L'artiste a d'abord été inspirée par les pavages labyrinthiques des cathédrales de Chartres, d'Amiens ou encore de Cologne, en Allemagne, tant pour leur dimension formelle, géométrique et bi-chromique que pour ce que symbolise ce type de dédale : la lutte pour élucider le monde, pour cheminer vers son salut malgré les tourments de la vie et la tentative, en architecturant l'espace, d'ordonner le chaos.

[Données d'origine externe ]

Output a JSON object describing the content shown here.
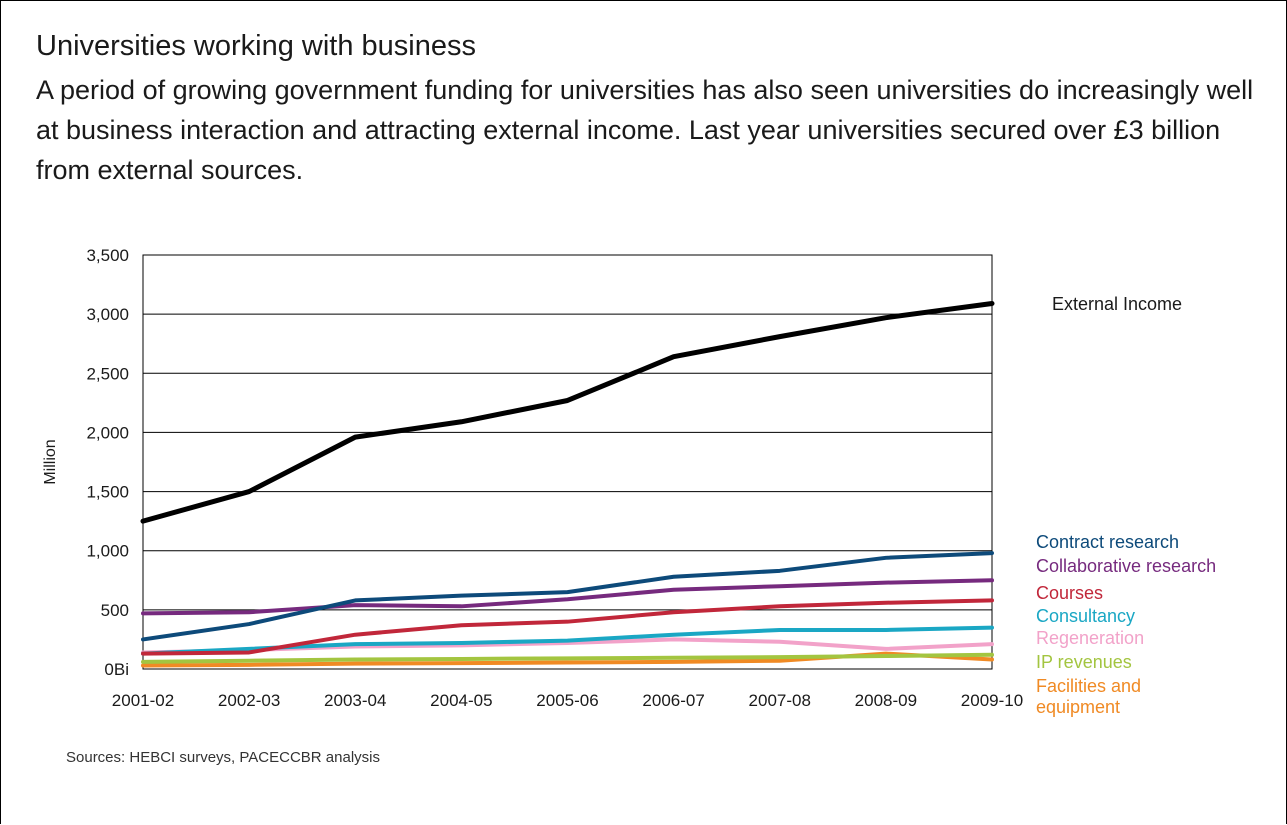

Se dessine alors l'idée du « Jeu de l'oie », également utilisé dans les thérapies systémiques pour replacer un événement traumatique dans la temporalité d'une histoire. Métaphore du « chemin de la vie » par excellence, il met en balance, à la différence du labyrinthe impliquant une forme de rationalité voire de nécessité, la part de hasard pur dans ce parcours initiatique, qui est aussi un voyage intérieur.

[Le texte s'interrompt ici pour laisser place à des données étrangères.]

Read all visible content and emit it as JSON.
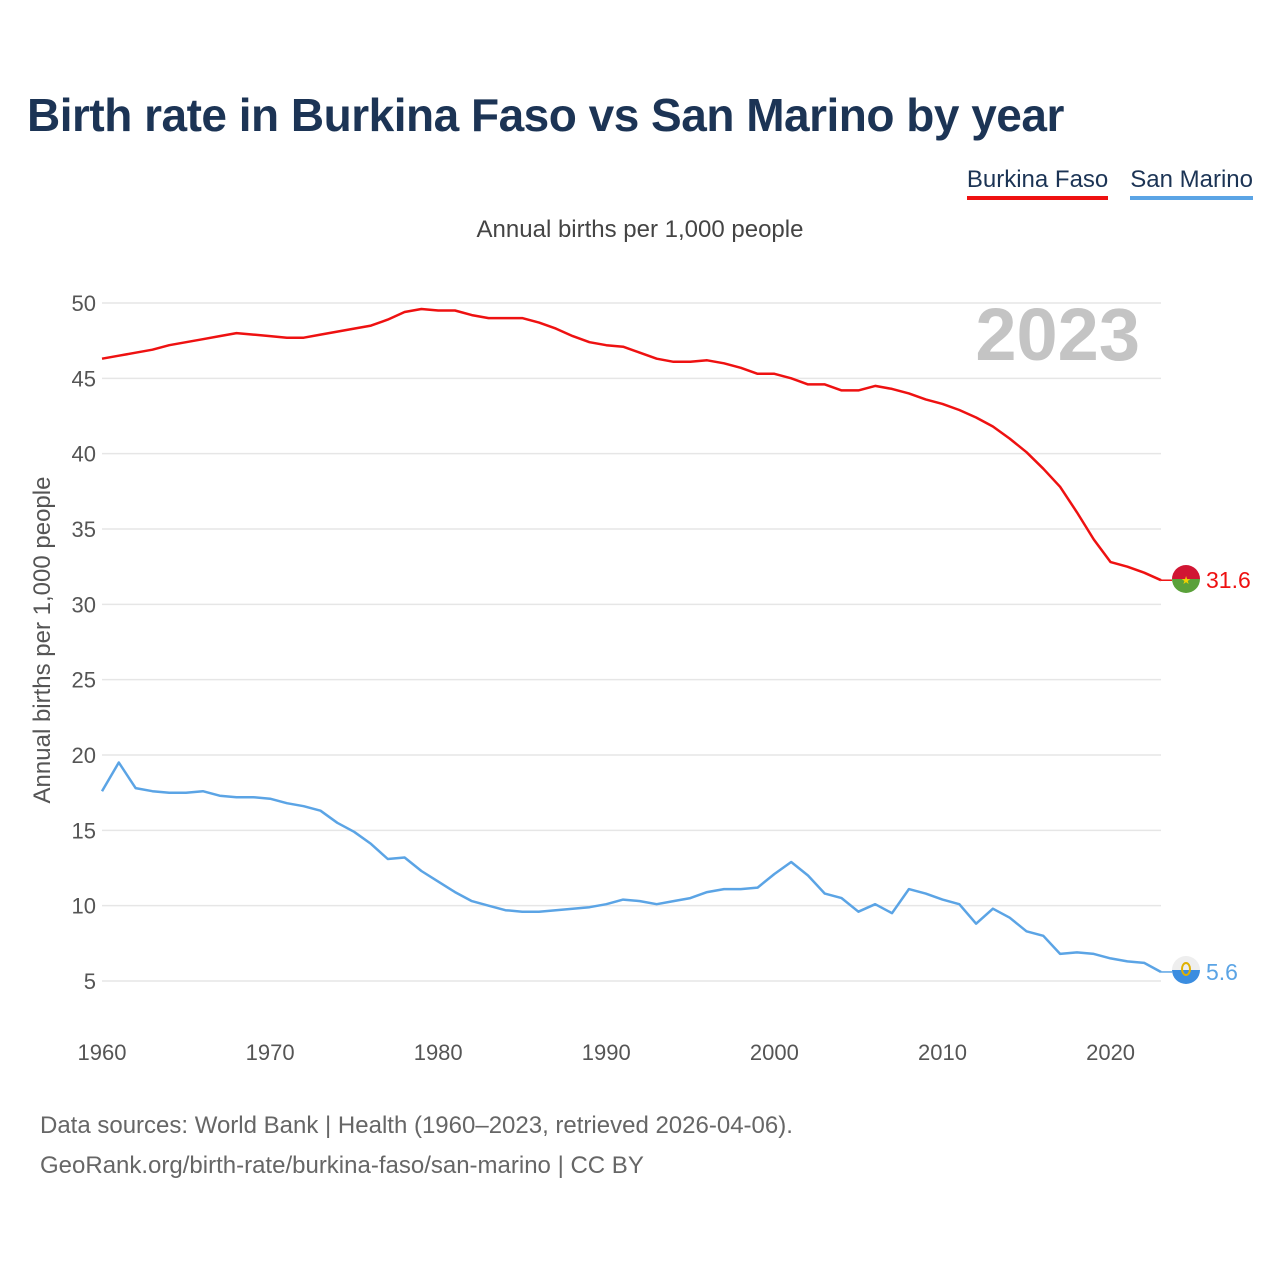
{
  "header": {
    "title": "Birth rate in Burkina Faso vs San Marino by year",
    "subtitle": "Annual births per 1,000 people"
  },
  "legend": {
    "burkina": "Burkina Faso",
    "sanmarino": "San Marino"
  },
  "footer": {
    "line1": "Data sources: World Bank | Health (1960–2023, retrieved 2026-04-06).",
    "line2": "GeoRank.org/birth-rate/burkina-faso/san-marino | CC BY"
  },
  "colors": {
    "burkina": "#ee1111",
    "sanmarino": "#5ba4e5",
    "title": "#1c3455"
  },
  "chart_data": {
    "type": "line",
    "title": "Birth rate in Burkina Faso vs San Marino by year",
    "xlabel": "",
    "ylabel": "Annual births per 1,000 people",
    "year_label": "2023",
    "xlim": [
      1960,
      2023
    ],
    "ylim": [
      5,
      50
    ],
    "x_ticks": [
      1960,
      1970,
      1980,
      1990,
      2000,
      2010,
      2020
    ],
    "y_ticks": [
      5,
      10,
      15,
      20,
      25,
      30,
      35,
      40,
      45,
      50
    ],
    "grid": true,
    "x": [
      1960,
      1961,
      1962,
      1963,
      1964,
      1965,
      1966,
      1967,
      1968,
      1969,
      1970,
      1971,
      1972,
      1973,
      1974,
      1975,
      1976,
      1977,
      1978,
      1979,
      1980,
      1981,
      1982,
      1983,
      1984,
      1985,
      1986,
      1987,
      1988,
      1989,
      1990,
      1991,
      1992,
      1993,
      1994,
      1995,
      1996,
      1997,
      1998,
      1999,
      2000,
      2001,
      2002,
      2003,
      2004,
      2005,
      2006,
      2007,
      2008,
      2009,
      2010,
      2011,
      2012,
      2013,
      2014,
      2015,
      2016,
      2017,
      2018,
      2019,
      2020,
      2021,
      2022,
      2023
    ],
    "series": [
      {
        "name": "Burkina Faso",
        "end_label": "31.6",
        "values": [
          46.3,
          46.5,
          46.7,
          46.9,
          47.2,
          47.4,
          47.6,
          47.8,
          48.0,
          47.9,
          47.8,
          47.7,
          47.7,
          47.9,
          48.1,
          48.3,
          48.5,
          48.9,
          49.4,
          49.6,
          49.5,
          49.5,
          49.2,
          49.0,
          49.0,
          49.0,
          48.7,
          48.3,
          47.8,
          47.4,
          47.2,
          47.1,
          46.7,
          46.3,
          46.1,
          46.1,
          46.2,
          46.0,
          45.7,
          45.3,
          45.3,
          45.0,
          44.6,
          44.6,
          44.2,
          44.2,
          44.5,
          44.3,
          44.0,
          43.6,
          43.3,
          42.9,
          42.4,
          41.8,
          41.0,
          40.1,
          39.0,
          37.8,
          36.1,
          34.3,
          32.8,
          32.5,
          32.1,
          31.6
        ]
      },
      {
        "name": "San Marino",
        "end_label": "5.6",
        "values": [
          17.6,
          19.5,
          17.8,
          17.6,
          17.5,
          17.5,
          17.6,
          17.3,
          17.2,
          17.2,
          17.1,
          16.8,
          16.6,
          16.3,
          15.5,
          14.9,
          14.1,
          13.1,
          13.2,
          12.3,
          11.6,
          10.9,
          10.3,
          10.0,
          9.7,
          9.6,
          9.6,
          9.7,
          9.8,
          9.9,
          10.1,
          10.4,
          10.3,
          10.1,
          10.3,
          10.5,
          10.9,
          11.1,
          11.1,
          11.2,
          12.1,
          12.9,
          12.0,
          10.8,
          10.5,
          9.6,
          10.1,
          9.5,
          11.1,
          10.8,
          10.4,
          10.1,
          8.8,
          9.8,
          9.2,
          8.3,
          8.0,
          6.8,
          6.9,
          6.8,
          6.5,
          6.3,
          6.2,
          5.6
        ]
      }
    ]
  }
}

Vraisemblablement né en Italie à l'orée du XVIIème siècle et composé de 63 cases enroulées en une spirale intérieure ponctuée d’oies, animal symboliquement annonciateur du danger, le jeu de l'oie a pour but de parvenir, entre embûches et coups du sort, au « Paradis ».

Jeu de la destinée, de la « fortune » et du « bon heur », au sens premier de ces termes, l'audacieux jeu de l'oie de Mai Tabakian réinterprète dans son langage plastique chacune des 63 stations. Depuis les cases d'épreuve (Le pont-levis (case 6), l’hôtellerie (case 19), le puits (case 31), le labyrinthe (case 42), la prison (case 52) et la mort (case 58) jusqu'aux cases « oie » qui reprennent des motifs traditionnels (vols d'oies, couronnes de plumes), toutes sont traitées avec beaucoup de recherche, dans une alternance de formes géométriques abstraites, de formes végétales ou de motifs de « quilt » anglo-saxon.

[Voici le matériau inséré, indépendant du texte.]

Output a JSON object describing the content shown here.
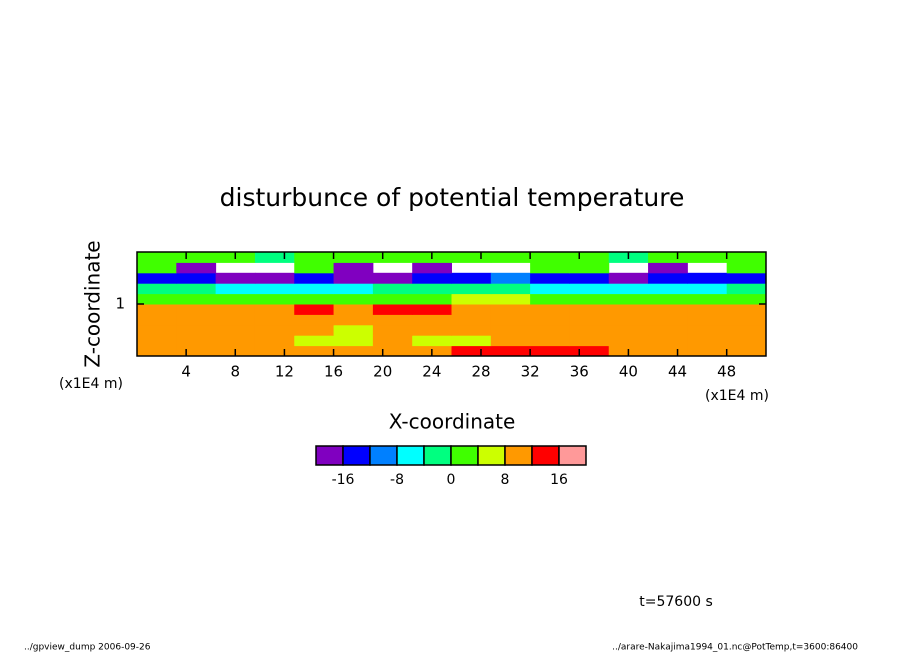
{
  "chart_data": {
    "type": "contour",
    "title": "disturbunce of potential temperature",
    "x_label": "X-coordinate",
    "y_label": "Z-coordinate",
    "x_unit": "(x1E4 m)",
    "y_unit": "(x1E4 m)",
    "time_label": "t=57600 s",
    "footer_left": "../gpview_dump  2006-09-26",
    "footer_right": "../arare-Nakajima1994_01.nc@PotTemp,t=3600:86400",
    "xlim": [
      0,
      51.2
    ],
    "xticks": [
      4,
      8,
      12,
      16,
      20,
      24,
      28,
      32,
      36,
      40,
      44,
      48
    ],
    "ylim": [
      0,
      2
    ],
    "yticks": [
      1
    ],
    "x": [
      1.6,
      4.8,
      8,
      11.2,
      14.4,
      17.6,
      20.8,
      24,
      27.2,
      30.4,
      33.6,
      36.8,
      40,
      43.2,
      46.4,
      49.6
    ],
    "y": [
      0.1,
      0.3,
      0.5,
      0.7,
      0.9,
      1.1,
      1.3,
      1.5,
      1.7,
      1.9
    ],
    "z": [
      [
        10,
        10,
        10,
        10,
        10,
        10,
        10,
        10,
        14,
        14,
        14,
        14,
        10,
        10,
        10,
        10
      ],
      [
        10,
        10,
        10,
        10,
        6,
        6,
        10,
        6,
        6,
        10,
        10,
        10,
        10,
        10,
        10,
        10
      ],
      [
        10,
        10,
        10,
        10,
        10,
        6,
        10,
        10,
        10,
        10,
        10,
        10,
        10,
        10,
        10,
        10
      ],
      [
        10,
        10,
        10,
        10,
        10,
        10,
        10,
        10,
        10,
        10,
        10,
        10,
        10,
        10,
        10,
        10
      ],
      [
        10,
        10,
        10,
        10,
        14,
        10,
        14,
        14,
        10,
        10,
        10,
        10,
        10,
        10,
        10,
        10
      ],
      [
        2,
        2,
        2,
        2,
        2,
        2,
        2,
        2,
        6,
        6,
        2,
        2,
        2,
        2,
        2,
        2
      ],
      [
        -2,
        -2,
        -6,
        -6,
        -6,
        -6,
        -2,
        -2,
        -2,
        -2,
        -6,
        -6,
        -6,
        -6,
        -6,
        -2
      ],
      [
        -14,
        -14,
        -18,
        -18,
        -14,
        -18,
        -18,
        -14,
        -14,
        -10,
        -14,
        -14,
        -18,
        -14,
        -14,
        -14
      ],
      [
        2,
        -18,
        null,
        null,
        2,
        -18,
        null,
        -18,
        null,
        null,
        2,
        2,
        null,
        -18,
        null,
        2
      ],
      [
        2,
        2,
        2,
        -2,
        2,
        2,
        2,
        2,
        2,
        2,
        2,
        2,
        -2,
        2,
        2,
        2
      ]
    ],
    "levels": [
      -20,
      -16,
      -12,
      -8,
      -4,
      0,
      4,
      8,
      12,
      16,
      20
    ],
    "colors": [
      "#8000c0",
      "#0000ff",
      "#0080ff",
      "#00ffff",
      "#00ff80",
      "#40ff00",
      "#ccff00",
      "#ff9900",
      "#ff0000",
      "#ff9999"
    ],
    "colorbar_ticks": [
      -16,
      -8,
      0,
      8,
      16
    ]
  }
}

Les visiteurs peuvent, aidés du document mis à leur disposition, parcourir ce jeu de l'oie extraordinaire et tenter avec lui de raconter une histoire.

« Les gardiens »

 

Suspendues dans la nef, seize sphères, seize « pupilles » imposantes semblent nous regarder...

Mai Tabakian les a baptisé « Gardiens », et l'interprétation très polysémique de cet ensemble d'œuvres relève d'un foisonnement de références possibles, ésotériques et esthétiques.

Les « Gardiens » nous guident-ils, nous protègent-ils, à la manière de l'Œil Oudjat de l'Egypte antique ? A moins qu'ils ne nous surveillent, à l'instar de l'Œil de la Providence ou ne soient menaçants, comme le Rôdeur du « Prisonnier »...

Ou peut-être s'agit-il de l'incarnation de l'œil omniscient de quelque divinité ?

Fascinants, étranges, inquiétants, ces « Gardiens » oscillent entre science-fiction et allégorie, d'une sorte de Big Brother orwellien à l'œil de HAL9000 dans « 2001: A Space Odyssey » de Kubrick, de l'art optique de Vasarely à l'esthétique rétro-futuriste qui, dans les années 70, explorait l'imagerie d'un futur qui n'existera jamais.

Surplombant le jeu de l'oie et faisant face à l'œuvre « Balance Point », ils semblent alors entrer en résonnance avec elle. D'un côté l'œil et de l'autre, le triangle, figure hautement symbolique mais ici, dans cette ancienne chapelle, ramenant à la figure de la Trinité

« Balance point »

 

Le chœur de la Chapelle est entièrement occupé par « Balance Point », une œuvre sculpturale d'envergure exceptionnelle constituée de dix-huit œuvres triangulaires, formant elles-mêmes deux triangles se touchant par leurs pointes, et reprenant les motifs du triangle dit « de Sierpinski ». On reconnaît là la passion de l'artiste pour la géométrie et les mathématiques, et notamment, donc, pour les figures fractales, que l'on retrouve de manière récurrente dans son travail.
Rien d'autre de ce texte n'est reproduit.